Когда я служил в армии, один радист с военного аэродрома приходил к нам в часть за позывными, и мы с ним общались. В миру он получил богословское образование, а в части даже произносил [перед сослуживцами] проповеди. Однако все звали его «Иезуит», потому что он не только ни в чем не жертвовал собой, но не хотел просто помочь другому даже малостью. Иногда я его просил: «Ты ведь все равно идешь на аэродром, будь добр, захвати вот эти позывные для такого-то радиста». Но он ни в какую не соглашался. «Нет, — говорил, — я ходил за своими позывными, а он пусть идет за своими». Он успокаивал свой помысл тем, что не поступает в отношении другого несправедливо. Но ведь Христос говорит, что надо идти с кем-то два поприща, если тебя не просто просят, но и принуждают к тому, чтобы пройти одно. Он не говорит: «Если кто-то просто попросит у тебя рубашку, то отдай ему и верхнюю одежду», но заповедует: «Кто захочет судиться с тобой и взять у тебя рубашку, то отдай ему и верхнюю одежду». Христос дает нам такую заповедь, а человек, считающий себя духовным, говорит: «Я сходил за своими, а он пусть идет за своими»? То есть он все равно что говорит: «Нашли дурачка! Меня просят об одной версте, а я что, должен идти целых две?» Ну так что же, как после этого Благодать Божия приблизится к такому человеку? А вот если кто-то [действительно] применяет к себе эту евангельскую заповедь и, в то время как его принуждают пройти одно поприще, идет больше, то потом начинает работать Христос. И тот, кто заставлял этого человека идти [вместе с ним], духовно изменяется и с удивлением чешет в затылке: «Ну, — говорит, — дела! Я-то его припряг только на одну версту, а он гляди в какую даль унесся! Вот это доброта!»

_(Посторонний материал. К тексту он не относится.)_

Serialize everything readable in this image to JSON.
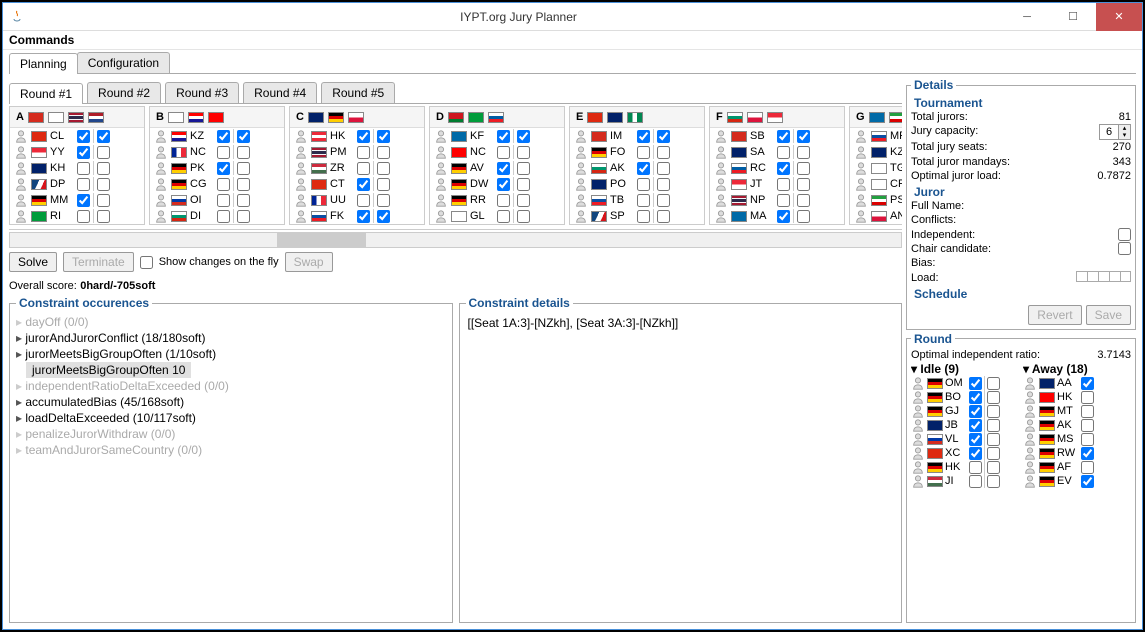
{
  "window": {
    "title": "IYPT.org Jury Planner"
  },
  "menubar": {
    "commands": "Commands"
  },
  "tabs": {
    "planning": "Planning",
    "configuration": "Configuration"
  },
  "round_tabs": [
    "Round #1",
    "Round #2",
    "Round #3",
    "Round #4",
    "Round #5"
  ],
  "groups": [
    {
      "label": "A",
      "header_flags": [
        "ch",
        "kr",
        "th",
        "nl"
      ],
      "jurors": [
        {
          "flag": "cn",
          "name": "CL",
          "c1": true,
          "c2": true
        },
        {
          "flag": "sg",
          "name": "YY",
          "c1": true,
          "c2": false
        },
        {
          "flag": "nz",
          "name": "KH",
          "c1": false,
          "c2": false
        },
        {
          "flag": "cz",
          "name": "DP",
          "c1": false,
          "c2": false
        },
        {
          "flag": "de",
          "name": "MM",
          "c1": true,
          "c2": false
        },
        {
          "flag": "br",
          "name": "RI",
          "c1": false,
          "c2": false
        }
      ]
    },
    {
      "label": "B",
      "header_flags": [
        "ge",
        "hr",
        "tw"
      ],
      "jurors": [
        {
          "flag": "hr",
          "name": "KZ",
          "c1": true,
          "c2": true
        },
        {
          "flag": "fr",
          "name": "NC",
          "c1": false,
          "c2": false
        },
        {
          "flag": "de",
          "name": "PK",
          "c1": true,
          "c2": false
        },
        {
          "flag": "de",
          "name": "CG",
          "c1": false,
          "c2": false
        },
        {
          "flag": "ru",
          "name": "OI",
          "c1": false,
          "c2": false
        },
        {
          "flag": "bg",
          "name": "DI",
          "c1": false,
          "c2": false
        }
      ]
    },
    {
      "label": "C",
      "header_flags": [
        "nz",
        "de",
        "pl"
      ],
      "jurors": [
        {
          "flag": "at",
          "name": "HK",
          "c1": true,
          "c2": true
        },
        {
          "flag": "th",
          "name": "PM",
          "c1": false,
          "c2": false
        },
        {
          "flag": "hu",
          "name": "ZR",
          "c1": false,
          "c2": false
        },
        {
          "flag": "cn",
          "name": "CT",
          "c1": true,
          "c2": false
        },
        {
          "flag": "fr",
          "name": "UU",
          "c1": false,
          "c2": false
        },
        {
          "flag": "sk",
          "name": "FK",
          "c1": true,
          "c2": true
        }
      ]
    },
    {
      "label": "D",
      "header_flags": [
        "by",
        "br",
        "si"
      ],
      "jurors": [
        {
          "flag": "se",
          "name": "KF",
          "c1": true,
          "c2": true
        },
        {
          "flag": "tw",
          "name": "NC",
          "c1": false,
          "c2": false
        },
        {
          "flag": "de",
          "name": "AV",
          "c1": true,
          "c2": false
        },
        {
          "flag": "de",
          "name": "DW",
          "c1": true,
          "c2": false
        },
        {
          "flag": "de",
          "name": "RR",
          "c1": false,
          "c2": false
        },
        {
          "flag": "ge",
          "name": "GL",
          "c1": false,
          "c2": false
        }
      ]
    },
    {
      "label": "E",
      "header_flags": [
        "cn",
        "gb",
        "ng"
      ],
      "jurors": [
        {
          "flag": "ch",
          "name": "IM",
          "c1": true,
          "c2": true
        },
        {
          "flag": "de",
          "name": "FO",
          "c1": false,
          "c2": false
        },
        {
          "flag": "bg",
          "name": "AK",
          "c1": true,
          "c2": false
        },
        {
          "flag": "nz",
          "name": "PO",
          "c1": false,
          "c2": false
        },
        {
          "flag": "sk",
          "name": "TB",
          "c1": false,
          "c2": false
        },
        {
          "flag": "cz",
          "name": "SP",
          "c1": false,
          "c2": false
        }
      ]
    },
    {
      "label": "F",
      "header_flags": [
        "bg",
        "pl",
        "sg"
      ],
      "jurors": [
        {
          "flag": "ch",
          "name": "SB",
          "c1": true,
          "c2": true
        },
        {
          "flag": "gb",
          "name": "SA",
          "c1": false,
          "c2": false
        },
        {
          "flag": "si",
          "name": "RC",
          "c1": true,
          "c2": false
        },
        {
          "flag": "sg",
          "name": "JT",
          "c1": false,
          "c2": false
        },
        {
          "flag": "th",
          "name": "NP",
          "c1": false,
          "c2": false
        },
        {
          "flag": "se",
          "name": "MA",
          "c1": true,
          "c2": false
        }
      ]
    },
    {
      "label": "G",
      "header_flags": [
        "se",
        "ir",
        "hu"
      ],
      "jurors": [
        {
          "flag": "sk",
          "name": "MP",
          "c1": true
        },
        {
          "flag": "nz",
          "name": "KZ",
          "c1": false
        },
        {
          "flag": "ge",
          "name": "TG",
          "c1": false
        },
        {
          "flag": "kr",
          "name": "CP",
          "c1": true
        },
        {
          "flag": "ir",
          "name": "PS",
          "c1": false
        },
        {
          "flag": "pl",
          "name": "AN",
          "c1": false
        }
      ]
    }
  ],
  "controls": {
    "solve": "Solve",
    "terminate": "Terminate",
    "show_changes": "Show changes on the fly",
    "swap": "Swap"
  },
  "score": {
    "label": "Overall score:",
    "value": "0hard/-705soft"
  },
  "constraints": {
    "title": "Constraint occurences",
    "items": [
      {
        "text": "dayOff (0/0)",
        "gray": true
      },
      {
        "text": "jurorAndJurorConflict (18/180soft)",
        "gray": false
      },
      {
        "text": "jurorMeetsBigGroupOften (1/10soft)",
        "gray": false,
        "expanded": true,
        "child": "jurorMeetsBigGroupOften 10"
      },
      {
        "text": "independentRatioDeltaExceeded (0/0)",
        "gray": true
      },
      {
        "text": "accumulatedBias (45/168soft)",
        "gray": false
      },
      {
        "text": "loadDeltaExceeded (10/117soft)",
        "gray": false
      },
      {
        "text": "penalizeJurorWithdraw (0/0)",
        "gray": true
      },
      {
        "text": "teamAndJurorSameCountry (0/0)",
        "gray": true
      }
    ]
  },
  "constraint_details": {
    "title": "Constraint details",
    "text": "[[Seat 1A:3]-[NZkh], [Seat 3A:3]-[NZkh]]"
  },
  "details": {
    "title": "Details",
    "tournament": {
      "title": "Tournament",
      "total_jurors_label": "Total jurors:",
      "total_jurors": "81",
      "jury_capacity_label": "Jury capacity:",
      "jury_capacity": "6",
      "total_seats_label": "Total jury seats:",
      "total_seats": "270",
      "total_mandays_label": "Total juror mandays:",
      "total_mandays": "343",
      "optimal_load_label": "Optimal juror load:",
      "optimal_load": "0.7872"
    },
    "juror": {
      "title": "Juror",
      "fullname": "Full Name:",
      "conflicts": "Conflicts:",
      "independent": "Independent:",
      "chair": "Chair candidate:",
      "bias": "Bias:",
      "load": "Load:"
    },
    "schedule": {
      "title": "Schedule",
      "revert": "Revert",
      "save": "Save"
    }
  },
  "round_panel": {
    "title": "Round",
    "opt_ratio_label": "Optimal independent ratio:",
    "opt_ratio": "3.7143",
    "idle_label": "Idle (9)",
    "away_label": "Away (18)",
    "idle": [
      {
        "flag": "de",
        "name": "OM",
        "c": true
      },
      {
        "flag": "de",
        "name": "BO",
        "c": true
      },
      {
        "flag": "de",
        "name": "GJ",
        "c": true
      },
      {
        "flag": "gb",
        "name": "JB",
        "c": true
      },
      {
        "flag": "ru",
        "name": "VL",
        "c": true
      },
      {
        "flag": "cn",
        "name": "XC",
        "c": true
      },
      {
        "flag": "de",
        "name": "HK",
        "c": false
      },
      {
        "flag": "hu",
        "name": "JI",
        "c": false
      }
    ],
    "away": [
      {
        "flag": "nz",
        "name": "AA",
        "c": true
      },
      {
        "flag": "tw",
        "name": "HK",
        "c": false
      },
      {
        "flag": "de",
        "name": "MT",
        "c": false
      },
      {
        "flag": "de",
        "name": "AK",
        "c": false
      },
      {
        "flag": "de",
        "name": "MS",
        "c": false
      },
      {
        "flag": "de",
        "name": "RW",
        "c": true
      },
      {
        "flag": "de",
        "name": "AF",
        "c": false
      },
      {
        "flag": "de",
        "name": "EV",
        "c": true
      }
    ]
  },
  "flags": {
    "ch": "linear-gradient(#d52b1e,#d52b1e)",
    "kr": "linear-gradient(#fff,#fff)",
    "th": "linear-gradient(#a51931 20%,#f4f5f8 20% 35%,#2d2a4a 35% 65%,#f4f5f8 65% 80%,#a51931 80%)",
    "nl": "linear-gradient(#ae1c28 33%,#fff 33% 66%,#21468b 66%)",
    "cn": "linear-gradient(#de2910,#de2910)",
    "sg": "linear-gradient(#ed2939 50%,#fff 50%)",
    "nz": "linear-gradient(#012169,#012169)",
    "cz": "linear-gradient(115deg,#11457e 40%,#fff 40% 70%,#d7141a 70%)",
    "de": "linear-gradient(#000 33%,#dd0000 33% 66%,#ffce00 66%)",
    "br": "linear-gradient(#009c3b,#009c3b)",
    "ge": "linear-gradient(#fff,#fff)",
    "hr": "linear-gradient(#ff0000 33%,#fff 33% 66%,#171796 66%)",
    "tw": "linear-gradient(#fe0000,#fe0000)",
    "fr": "linear-gradient(90deg,#002395 33%,#fff 33% 66%,#ed2939 66%)",
    "ru": "linear-gradient(#fff 33%,#0039a6 33% 66%,#d52b1e 66%)",
    "bg": "linear-gradient(#fff 33%,#00966e 33% 66%,#d62612 66%)",
    "pl": "linear-gradient(#fff 50%,#dc143c 50%)",
    "at": "linear-gradient(#ed2939 33%,#fff 33% 66%,#ed2939 66%)",
    "hu": "linear-gradient(#cd2a3e 33%,#fff 33% 66%,#436f4d 66%)",
    "sk": "linear-gradient(#fff 33%,#0b4ea2 33% 66%,#ee1c25 66%)",
    "by": "linear-gradient(#ce1720 66%,#007c30 66%)",
    "si": "linear-gradient(#fff 33%,#005da4 33% 66%,#ed1c24 66%)",
    "se": "linear-gradient(#006aa7,#006aa7)",
    "gb": "linear-gradient(#012169,#012169)",
    "ng": "linear-gradient(90deg,#008751 33%,#fff 33% 66%,#008751 66%)",
    "ir": "linear-gradient(#239f40 33%,#fff 33% 66%,#da0000 66%)"
  }
}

Если бы у Христа была та мирская логика, которая присутствует сегодня у многих «духовных» людей, то Он не оставил бы Своего Небесного Престола, чтобы снизойти на землю, пострадать и претерпеть распятие от нас — окаянных людей. Однако в этом — по человечеству — «неуспехе» Христа была сокрыта тайна спасения всех людей. Ведь чего только Он не перенес ради нашего спасения! Он умалил Себя до такой степени, что люди заушали Его и говорили: «Прореки, кто ударил Тебя?» То есть евреи нашли себе забаву, издеваясь над Христом! Знаешь, как мне было горько, когда, будучи маленьким, я видел, как другие ребята играют в чижа? И евреи затеяли ту же игру… со Христом! «Прорцы, кто есть ударей Тя;?». О, как это страшно! А мы стремимся к христианству без распятия, к «христианству сиюминутного воскресения». Мы переделываем христианство, монашество так, как нам хочется. Мы не желаем ни в чем себя ограничивать.
Однако, для того чтобы пережить сверхъестественное, мы должны жить сверх естества.